Genuine Curiosity

Author Dwayne Melancon is always on the lookout for new things to learn. An ecclectic collection of postings on personal productivity, travel, good books, gadgets, leadership & management, and many other things.


Close Multiple OS X Alerts With One Shortcut

If you're like me, sometimes you come back to your Mac screen and find a bunch of alerts hanging around on the screen - a collection of items ranging from "you didn't eject this disk properly!" warnings to calendar alerts, or alerts from other applications. Look familiar?

I know these alerts are meant to be helpful but when you're in a hurry (and sometimes there are many more than 4 of these), it can be annoying to through the process of clicking on each individual alert box to close them all.

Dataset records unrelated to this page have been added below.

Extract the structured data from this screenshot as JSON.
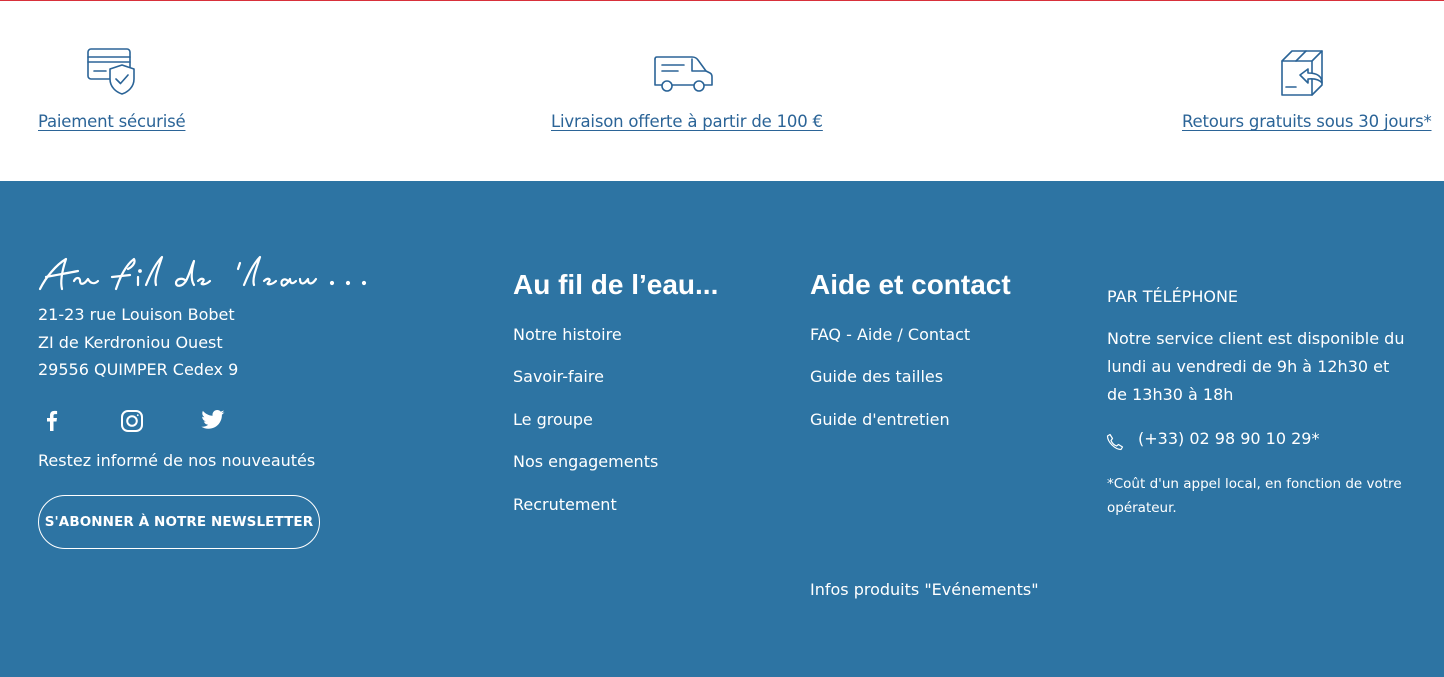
{
  "reassurance": {
    "items": [
      {
        "label": "Paiement sécurisé",
        "icon": "secure-card-icon"
      },
      {
        "label": "Livraison offerte à partir de 100 €",
        "icon": "delivery-van-icon"
      },
      {
        "label": "Retours gratuits sous 30 jours*",
        "icon": "return-box-icon"
      }
    ]
  },
  "footer": {
    "logo_text": "Au fil de l'eau...",
    "address": {
      "line1": "21-23 rue Louison Bobet",
      "line2": "ZI de Kerdroniou Ouest",
      "line3": "29556 QUIMPER Cedex 9"
    },
    "social": [
      "facebook-icon",
      "instagram-icon",
      "twitter-icon"
    ],
    "newsletter_text": "Restez informé de nos nouveautés",
    "newsletter_button": "S'ABONNER À NOTRE NEWSLETTER",
    "brand_col": {
      "title": "Au fil de l’eau...",
      "links": [
        "Notre histoire",
        "Savoir-faire",
        "Le groupe",
        "Nos engagements",
        "Recrutement"
      ]
    },
    "help_col": {
      "title": "Aide et contact",
      "links": [
        "FAQ - Aide / Contact",
        "Guide des tailles",
        "Guide d'entretien",
        "Infos produits \"Evénements\""
      ]
    },
    "phone": {
      "heading": "PAR TÉLÉPHONE",
      "description": "Notre service client est disponible du lundi au vendredi de 9h à 12h30 et de 13h30 à 18h",
      "number": "(+33) 02 98 90 10 29*",
      "note": "*Coût d'un appel local, en fonction de votre opérateur."
    }
  },
  "colors": {
    "footer_bg": "#2d74a3",
    "link_blue": "#2b6497",
    "accent_red": "#d8303a"
  }
}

And, as far as I know, Apple doesn't provide a way to "mass approve" these alerts.

If that bugs you, too - I have a solution that lets you get rid of all the open alerts in one keyboard shortcut!

Applescript Is for Closers

Using a simple Applescript you can close all open items at once (note that it clicks the first button choice on each of these, so it will Close every alert - if there are any you want to Snooze, Accept, etc. make sure you do that before you run or automate this script).

Here is the script:

my closeNotif()
on closeNotif()
    tell application "System Events"
        tell process "Notification Center"
            set theWindows to every window
            repeat with i from 1 to number of items in theWindows
                set this_item to item i of theWindows
                    click button 1 of this_item
                on error
                    my closeNotif()
                end try
            end repeat
        end tell
    end tell
end closeNotif

This is pretty straight-forward and doesn't do anything scary - it simply automates clicking on the first button in each of the alerts until there are no more alerts on the screen.

Automation Is Your Friend

To make this really useful, we turn to automation, and there are a couple of options:

  • You can save this script as a file on your system, create an Automator Service that calls the script, and then assign a keyboard shortcut to run the Service through your computer's System Preferences. I won't describe the full process here, but you can find instructions for creating such a service elsewhere online.
    • Note: I tried this approach first, but found myself stumbling on a bunch of odd problems related to "Accessibility" permissions with Automator Services - they were a pain to work through.
  • My preferred option is to automate this with Keyboard Maestro, which is one of the most useful (and often under-rated) utilities I've ever used.

If you have Keyboard Maestro, the process is pretty easy - you just set up a workflow as seen below, and assign a hotkey to run it (I use Command-Option-0 because it is easy and doesn't conflict with anything on my system:

This is one of my most-used shortcuts - I hope you enjoy it!